Le président serbe Aleksandar Vuciq a déclaré n'avoir pas lu le rapport du Haut Représentant de la Communauté internationale en Bosnie-Herzégovine, Christian Schmidt, dans lequel il y aurait un danger de dissolution de cet État et de véritables conflits, mais a ajouté qu'il a réalisé que les principales accusations sont contre la Republika Srpska, et que [...]
Tout le monde a violé l'Accord de Dayton, pas la Republika Srpska, mais je veux lire attentivement le rapport”, a dit Vuciq dans un discours de télévision rose de Glasgou, où se tient le Sommet des Nations Unies pour le climat.
Vuciq a déclaré qu'à Glasgou, il n'a pas rencontré Zeleko Komsic, président tripartite de la Bosnie-Herzégovine.
Dans un rapport aux Nations Unies, vu par le journal British Guardian, Smidt a déclaré que si les Serbes “séparats appliquent leurs menaces de recréer leur armée, divisant les forces armées nationales en deux,”, alors plus de soldats de la paix internationaux devraient être envoyés en Bosnie pour empêcher le pays de glisser dans une nouvelle guerre.
Les missions internationales de maintien de la paix en Bosnie ont actuellement une force de l'Union européenne, appelée Euphore, qui compte environ 700 soldats.
L'OTAN a un quartier général officiel à Sarajevo.
Dans son premier rapport depuis son entrée en fonction en août, Schmidt a déclaré que la Bosnie fait face à “la plus grande menace existentielle de la période d'après-guerre”.
L'absence de réponse à la situation actuelle mettrait en péril [l'Accord de Dayton], tandis que l'instabilité en Bosnie aurait des implications régionales plus larges. Les perspectives d'autres divisions et conflits sont très réelles”, a cité le représentant international du Guardian, Schmidt.
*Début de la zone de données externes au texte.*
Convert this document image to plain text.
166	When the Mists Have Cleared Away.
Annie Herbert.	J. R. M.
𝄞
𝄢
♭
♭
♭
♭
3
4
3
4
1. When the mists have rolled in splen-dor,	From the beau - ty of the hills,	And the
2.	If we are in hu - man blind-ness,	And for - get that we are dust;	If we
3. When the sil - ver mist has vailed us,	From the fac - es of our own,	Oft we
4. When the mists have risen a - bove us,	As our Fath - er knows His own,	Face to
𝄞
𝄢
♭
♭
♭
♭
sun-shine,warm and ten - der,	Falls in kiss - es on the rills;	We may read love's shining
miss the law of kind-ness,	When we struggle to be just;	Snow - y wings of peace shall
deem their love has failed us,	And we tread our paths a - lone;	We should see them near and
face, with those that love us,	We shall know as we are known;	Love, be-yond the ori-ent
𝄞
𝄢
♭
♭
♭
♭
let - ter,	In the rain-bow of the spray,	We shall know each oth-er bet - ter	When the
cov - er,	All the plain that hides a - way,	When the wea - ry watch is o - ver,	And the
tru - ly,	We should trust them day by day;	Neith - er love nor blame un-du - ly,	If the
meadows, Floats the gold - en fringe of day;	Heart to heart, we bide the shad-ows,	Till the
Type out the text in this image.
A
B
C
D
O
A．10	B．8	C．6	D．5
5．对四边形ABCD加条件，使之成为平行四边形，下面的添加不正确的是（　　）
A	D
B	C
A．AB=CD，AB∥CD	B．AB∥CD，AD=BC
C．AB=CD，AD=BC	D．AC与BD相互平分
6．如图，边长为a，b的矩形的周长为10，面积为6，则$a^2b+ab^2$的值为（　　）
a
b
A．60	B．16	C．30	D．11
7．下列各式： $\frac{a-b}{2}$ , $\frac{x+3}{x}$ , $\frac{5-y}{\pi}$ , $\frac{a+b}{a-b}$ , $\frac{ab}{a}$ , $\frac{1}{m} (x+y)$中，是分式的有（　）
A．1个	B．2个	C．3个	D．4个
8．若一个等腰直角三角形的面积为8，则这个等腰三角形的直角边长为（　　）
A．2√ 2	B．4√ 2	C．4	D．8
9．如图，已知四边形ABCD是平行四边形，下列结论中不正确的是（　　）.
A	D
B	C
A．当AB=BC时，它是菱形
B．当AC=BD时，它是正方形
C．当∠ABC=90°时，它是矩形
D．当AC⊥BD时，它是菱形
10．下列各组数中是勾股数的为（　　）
Le dirigeant serbe de Bosnie Milorad Dodik menace de diviser les entités de la Republika Srpska dirigées par des Serbes du reste de la Bosnie.
Il a également dit que les Serbes de Bosnie se retireront de l'armée commune du pays et recréeront une force serbe.
Des représentants de la Republika Srpska boycottent le travail des institutions centrales de Bosnie depuis la fin juillet, lorsque le prédécesseur de Schmidt, Valentin Inzko, a imposé une loi interdisant le déni du génocide et d'autres crimes de guerre en Bosnie.
La Republika Srpska a refusé d'interdire le déni du génocide par la loi.
La Republika Srpska et la Fédération musulmane-croate sont les deux entités qui composent la Bosnie-Herzégovine.
Une telle organisation se fait avec ce qu'on appelle l'accord de Dayton, qui a mis fin à la guerre en Bosnie dans les années 90.
Vuciq a déclaré qu'il avait l'intention, au sein de l'assemblée de son parti, de promouvoir le nouveau terme “ambition nationale”, dont l'objectif est que la Serbie soit la plus développée économiquement dans la région, d'avoir la paix et d'établir des relations plus étroites avec ses voisins.
Il a également dit qu'il n'y avait pas de droit international ni de justice pour les Serbes.
Selon lui, la Serbie doit comprendre la situation dans le monde, et que ce n'est pas ce qui a ouvert la boîte de Pandore, acceptant la citoyenneté du Kosovo, mais d'autres font allusion à ce que d'autres États et non la Serbie l'ont fait.